- On March 29, 1960, The New York Times (“the Times“) newspaper published a full-page advertisement paid for by the Committee to Defend Martin Luther King Jnr and the Struggle for Freedom in the South.
- The advertisement criticised members of the Alabama Police Force for their actions against civil rights protestors. The advertisement described these actions (some inaccurately), such as the amount of times that Martin Luther King Jnr had been arrested.
- Mr L Sullivan, the Montgomery Public Safety Commissioner, claimed that the advertisement was defamatory to him, despite it not mentioning him by name. This was because it was his duty to monitor and supervise the police department.
- Sullivan sent a request to the Times to retract the advertisement – they did not do so.
- Sullivan commenced libel proceedings agains the Times and secured judgment in the Alabama state court. The Times appealed to the US Supreme Court, arguing that the advertisement was not defamatory and that the Times was protected by the First Amendment of the US Constitution.
- Was the Times liable for libellous conduct in its criticism of the conduct of public officials, due to the advertisement’s false/inaccurate statements?
- In a unanimous decision, the US Supreme Court held that a newspaper cannot be held liable for making false defamatory statements about the official conduct of a public official unless the statements were made with actual malice (knowing or reckless disregard for the truth).

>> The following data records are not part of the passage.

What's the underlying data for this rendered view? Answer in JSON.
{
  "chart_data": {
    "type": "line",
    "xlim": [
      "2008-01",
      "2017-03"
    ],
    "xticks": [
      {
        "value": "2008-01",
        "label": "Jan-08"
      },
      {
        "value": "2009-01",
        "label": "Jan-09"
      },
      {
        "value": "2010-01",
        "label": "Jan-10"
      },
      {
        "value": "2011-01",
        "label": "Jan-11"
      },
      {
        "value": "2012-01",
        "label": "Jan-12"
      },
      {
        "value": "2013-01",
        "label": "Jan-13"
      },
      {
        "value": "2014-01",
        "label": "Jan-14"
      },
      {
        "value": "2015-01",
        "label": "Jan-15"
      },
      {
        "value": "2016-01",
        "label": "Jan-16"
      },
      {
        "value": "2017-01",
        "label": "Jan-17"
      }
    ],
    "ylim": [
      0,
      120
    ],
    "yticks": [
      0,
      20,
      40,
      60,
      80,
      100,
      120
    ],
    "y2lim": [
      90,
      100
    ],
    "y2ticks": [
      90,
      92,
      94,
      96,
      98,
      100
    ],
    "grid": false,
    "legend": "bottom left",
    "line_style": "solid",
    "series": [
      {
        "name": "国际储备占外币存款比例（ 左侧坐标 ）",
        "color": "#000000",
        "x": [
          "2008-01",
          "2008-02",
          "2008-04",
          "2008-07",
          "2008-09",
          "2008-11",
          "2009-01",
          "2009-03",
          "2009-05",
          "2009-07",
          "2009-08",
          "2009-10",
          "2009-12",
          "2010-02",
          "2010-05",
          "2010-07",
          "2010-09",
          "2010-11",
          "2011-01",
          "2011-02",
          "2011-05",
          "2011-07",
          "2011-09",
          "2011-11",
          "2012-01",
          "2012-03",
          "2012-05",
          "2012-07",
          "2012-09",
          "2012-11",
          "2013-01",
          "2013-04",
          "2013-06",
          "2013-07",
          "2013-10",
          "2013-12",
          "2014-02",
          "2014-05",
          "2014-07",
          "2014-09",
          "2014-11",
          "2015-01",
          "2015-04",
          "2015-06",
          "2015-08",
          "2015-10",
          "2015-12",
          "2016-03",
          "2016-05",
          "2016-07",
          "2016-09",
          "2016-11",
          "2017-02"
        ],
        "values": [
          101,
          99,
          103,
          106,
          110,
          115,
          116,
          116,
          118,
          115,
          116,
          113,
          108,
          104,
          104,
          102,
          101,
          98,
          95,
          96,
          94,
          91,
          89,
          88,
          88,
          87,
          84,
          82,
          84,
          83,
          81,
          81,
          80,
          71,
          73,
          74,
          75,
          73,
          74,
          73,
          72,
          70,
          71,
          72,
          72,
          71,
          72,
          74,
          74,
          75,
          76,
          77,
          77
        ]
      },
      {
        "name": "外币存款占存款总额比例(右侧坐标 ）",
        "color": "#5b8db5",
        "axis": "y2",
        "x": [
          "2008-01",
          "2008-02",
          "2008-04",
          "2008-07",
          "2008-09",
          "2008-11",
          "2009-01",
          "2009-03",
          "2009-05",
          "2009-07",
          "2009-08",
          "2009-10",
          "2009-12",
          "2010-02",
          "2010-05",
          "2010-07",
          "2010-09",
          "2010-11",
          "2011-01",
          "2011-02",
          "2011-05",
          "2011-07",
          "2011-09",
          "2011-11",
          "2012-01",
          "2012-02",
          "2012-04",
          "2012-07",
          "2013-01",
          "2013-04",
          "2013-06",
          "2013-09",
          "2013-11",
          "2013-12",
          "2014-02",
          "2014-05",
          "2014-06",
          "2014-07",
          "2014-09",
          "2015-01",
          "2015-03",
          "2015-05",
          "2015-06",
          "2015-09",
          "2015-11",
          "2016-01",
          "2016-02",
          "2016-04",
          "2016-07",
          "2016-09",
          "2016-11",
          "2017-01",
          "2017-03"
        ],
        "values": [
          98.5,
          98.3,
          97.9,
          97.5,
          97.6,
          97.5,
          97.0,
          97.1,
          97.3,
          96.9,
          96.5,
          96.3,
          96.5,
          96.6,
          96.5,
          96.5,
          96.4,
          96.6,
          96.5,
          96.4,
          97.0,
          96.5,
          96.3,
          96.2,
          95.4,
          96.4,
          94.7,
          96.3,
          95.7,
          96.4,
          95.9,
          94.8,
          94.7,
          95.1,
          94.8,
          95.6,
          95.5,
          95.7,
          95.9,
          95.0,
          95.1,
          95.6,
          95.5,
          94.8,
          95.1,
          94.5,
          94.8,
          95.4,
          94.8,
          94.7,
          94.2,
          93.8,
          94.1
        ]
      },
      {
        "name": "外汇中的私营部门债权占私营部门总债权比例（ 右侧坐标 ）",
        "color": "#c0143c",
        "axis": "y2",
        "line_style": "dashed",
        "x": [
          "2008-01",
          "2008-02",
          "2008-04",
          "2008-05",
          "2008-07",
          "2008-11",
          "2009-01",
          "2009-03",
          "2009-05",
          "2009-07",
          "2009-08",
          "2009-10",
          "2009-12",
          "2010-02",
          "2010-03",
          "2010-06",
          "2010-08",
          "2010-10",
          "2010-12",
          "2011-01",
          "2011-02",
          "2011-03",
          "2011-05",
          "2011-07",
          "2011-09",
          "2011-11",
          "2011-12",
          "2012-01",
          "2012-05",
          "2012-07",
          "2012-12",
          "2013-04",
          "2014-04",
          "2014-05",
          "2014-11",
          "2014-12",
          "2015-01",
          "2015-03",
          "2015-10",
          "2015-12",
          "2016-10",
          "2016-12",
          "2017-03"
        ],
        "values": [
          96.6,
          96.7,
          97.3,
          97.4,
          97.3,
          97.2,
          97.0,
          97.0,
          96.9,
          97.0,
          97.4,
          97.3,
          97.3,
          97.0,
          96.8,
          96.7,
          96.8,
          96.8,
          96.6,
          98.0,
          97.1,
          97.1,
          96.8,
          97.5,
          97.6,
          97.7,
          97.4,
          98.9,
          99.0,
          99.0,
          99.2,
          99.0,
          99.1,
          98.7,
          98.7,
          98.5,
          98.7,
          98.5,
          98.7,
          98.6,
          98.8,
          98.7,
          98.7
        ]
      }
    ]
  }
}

- The First Amendment, in order to allow the free flow of ideas and political discourse, protects people, even when they make false statements. In order to be found liable for libel, the person must knowingly make the false statement.
“…[The US has a] profound national commitment to the principle that debate on public issues should be uninhibited, robust, and wide-open, and that it may well include vehement, caustic, and sometimes unpleasantly sharp attacks on government and public officials.”
“…the First Amendment protects the publication of all statements, even false ones, about the conduct of public officials except when statements are made with actual malice (with knowledge that they are false or in reckless disregard of their truth or falsity).”